第70回大河内記念技術賞
高濁度対応・高透水性中空糸膜モジュールの開発と
工業化
株式会社クラレ 薮野 洋平 他4名
1 開発の背景と内容
多様な工業プロセスにおいて大量に発生する排水を処理・回収することは重要な課題であるが、従来は、砂ろ過や凝集沈殿、活性炭・RO(逆浸透)膜などを組み合わせる方式しかなく、設備設置面積を取り、処理時間がかかり、コストも高く、また運転管理も煩雑であったため、高濁度排水はほとんど回収されず排出されていた。本開発では、高濁度対応および高透水性の機能を有する中空糸膜モジュールを開発・工業化したことにより、RO膜前を一括処理できる方式が実現し、再利用が困難であった懸濁物質を多く含む高濁度排水の効率的回収が可能となった。本開発内容とそれによる製品は、水の再利用を通して、持続的社会の構築や産業の発展に貢献するものである。
2 特徴と成果
高濁度水に対応し、かつ高透水性を達成するために開発された膜モジュールには、ポリフッ化ビニリデンを基本素材として独自の技術で構造形成させた中空糸膜と、独特のモジュール構造が用いられている。すなわち、中空糸膜においては相分離構造の形成における独自法を開発して、細孔径が原水側からろ過水側に向かって大きくなる傾斜構造を持たせた。これにより透水性と分離精度の両立が可能になった。

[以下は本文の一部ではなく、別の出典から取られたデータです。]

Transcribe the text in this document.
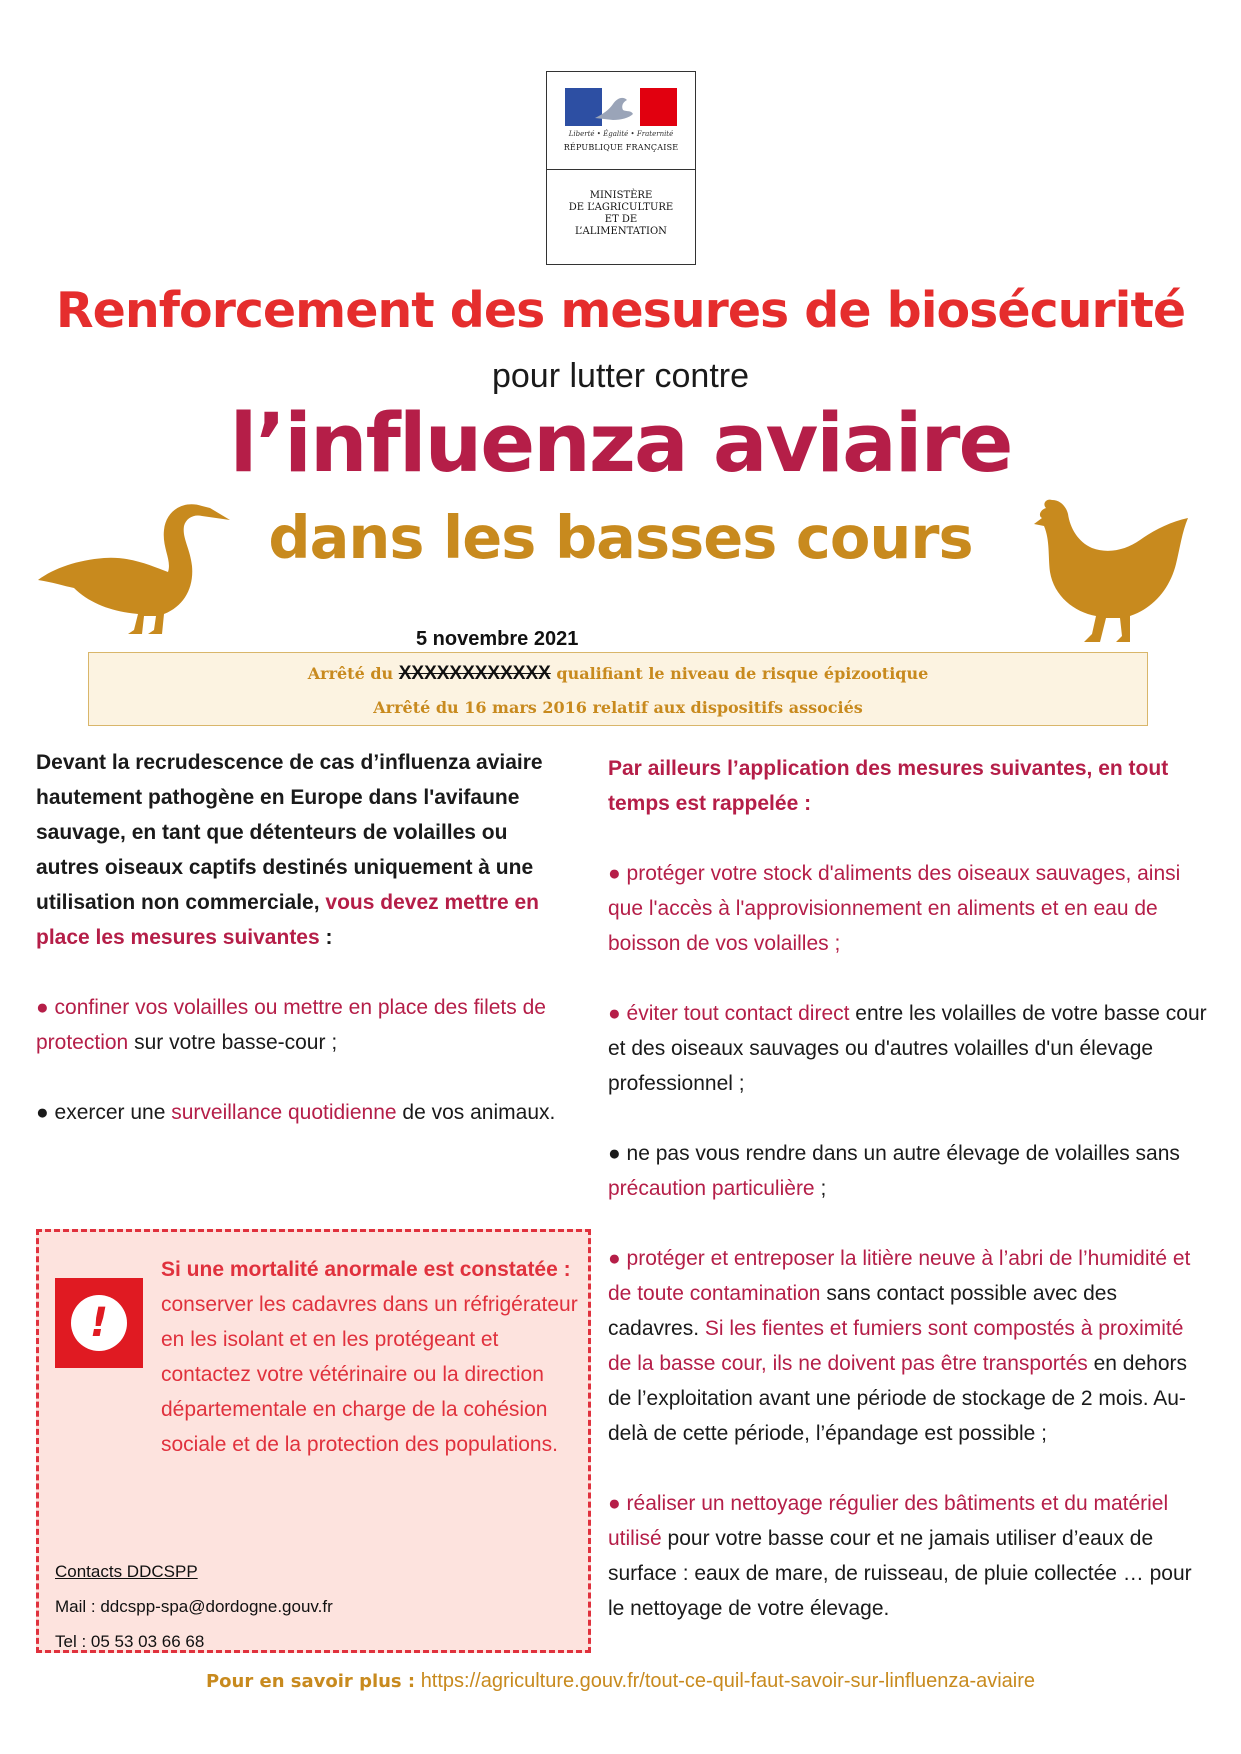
Liberté • Égalité • Fraternité
RÉPUBLIQUE FRANÇAISE
MINISTÈRE
DE L’AGRICULTURE
ET DE
L’ALIMENTATION
Renforcement des mesures de biosécurité
pour lutter contre
l’influenza aviaire
dans les basses cours
5 novembre 2021
Arrêté du XXXXXXXXXXXX qualifiant le niveau de risque épizootique
Arrêté du 16 mars 2016 relatif aux dispositifs associés

Devant la recrudescence de cas d’influenza aviaire hautement pathogène en Europe dans l'avifaune sauvage, en tant que détenteurs de volailles ou autres oiseaux captifs destinés uniquement à une utilisation non commerciale, vous devez mettre en place les mesures suivantes :

● confiner vos volailles ou mettre en place des filets de protection sur votre basse-cour ;

● exercer une surveillance quotidienne de vos animaux.

!
Si une mortalité anormale est constatée : conserver les cadavres dans un réfrigérateur en les isolant et en les protégeant et contactez votre vétérinaire ou la direction départementale en charge de la cohésion sociale et de la protection des populations.
Contacts DDCSPP
Mail : ddcspp-spa@dordogne.gouv.fr
Tel : 05 53 03 66 68

Par ailleurs l’application des mesures suivantes, en tout temps est rappelée :

● protéger votre stock d'aliments des oiseaux sauvages, ainsi que l'accès à l'approvisionnement en aliments et en eau de boisson de vos volailles ;

● éviter tout contact direct entre les volailles de votre basse cour et des oiseaux sauvages ou d'autres volailles d'un élevage professionnel ;

● ne pas vous rendre dans un autre élevage de volailles sans précaution particulière ;

● protéger et entreposer la litière neuve à l’abri de l’humidité et de toute contamination sans contact possible avec des cadavres. Si les fientes et fumiers sont compostés à proximité de la basse cour, ils ne doivent pas être transportés en dehors de l’exploitation avant une période de stockage de 2 mois. Au-delà de cette période, l’épandage est possible ;

● réaliser un nettoyage régulier des bâtiments et du matériel utilisé pour votre basse cour et ne jamais utiliser d’eaux de surface : eaux de mare, de ruisseau, de pluie collectée … pour le nettoyage de votre élevage.

Pour en savoir plus : https://agriculture.gouv.fr/tout-ce-quil-faut-savoir-sur-linfluenza-aviaire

一般的な中空糸膜よりも約5倍の高透水性が発揮できている。モジュール構造については、モジュール内の濁度成分の蓄積箇所を集中的に洗浄できる導水管構造と、中空糸膜1本1本が自由に動く片端フリー構造にすることにより、濁度成分の排出性を約10倍高めて高濁度水へ対応できるようにした。これらの膜モジュールの製造技術は、従来技術よりも高難度の課題を克服し、量産・安定生産化を達成している。半導体製造工場からの高濁度の排水回収用途を中心に、国内外で化学・食品・繊維など幅広い産業領域で採用されている。
3 将来展望
本開発は、様々な産業から排出される従来回収が困難であった高濁度排水の回収・再利用の高効率化を可能とするものである。わが国だけでなく海外の各種産業への展開、特に半導体製造などの電子産業などへ採用が進んでいる。更に排水の回収に加えて、上水道システムや物質生産プロセスへの展開も視野に入る。このように本開発は社会および産業の持続的発展に、また、環境問題にも貢献するものと考える。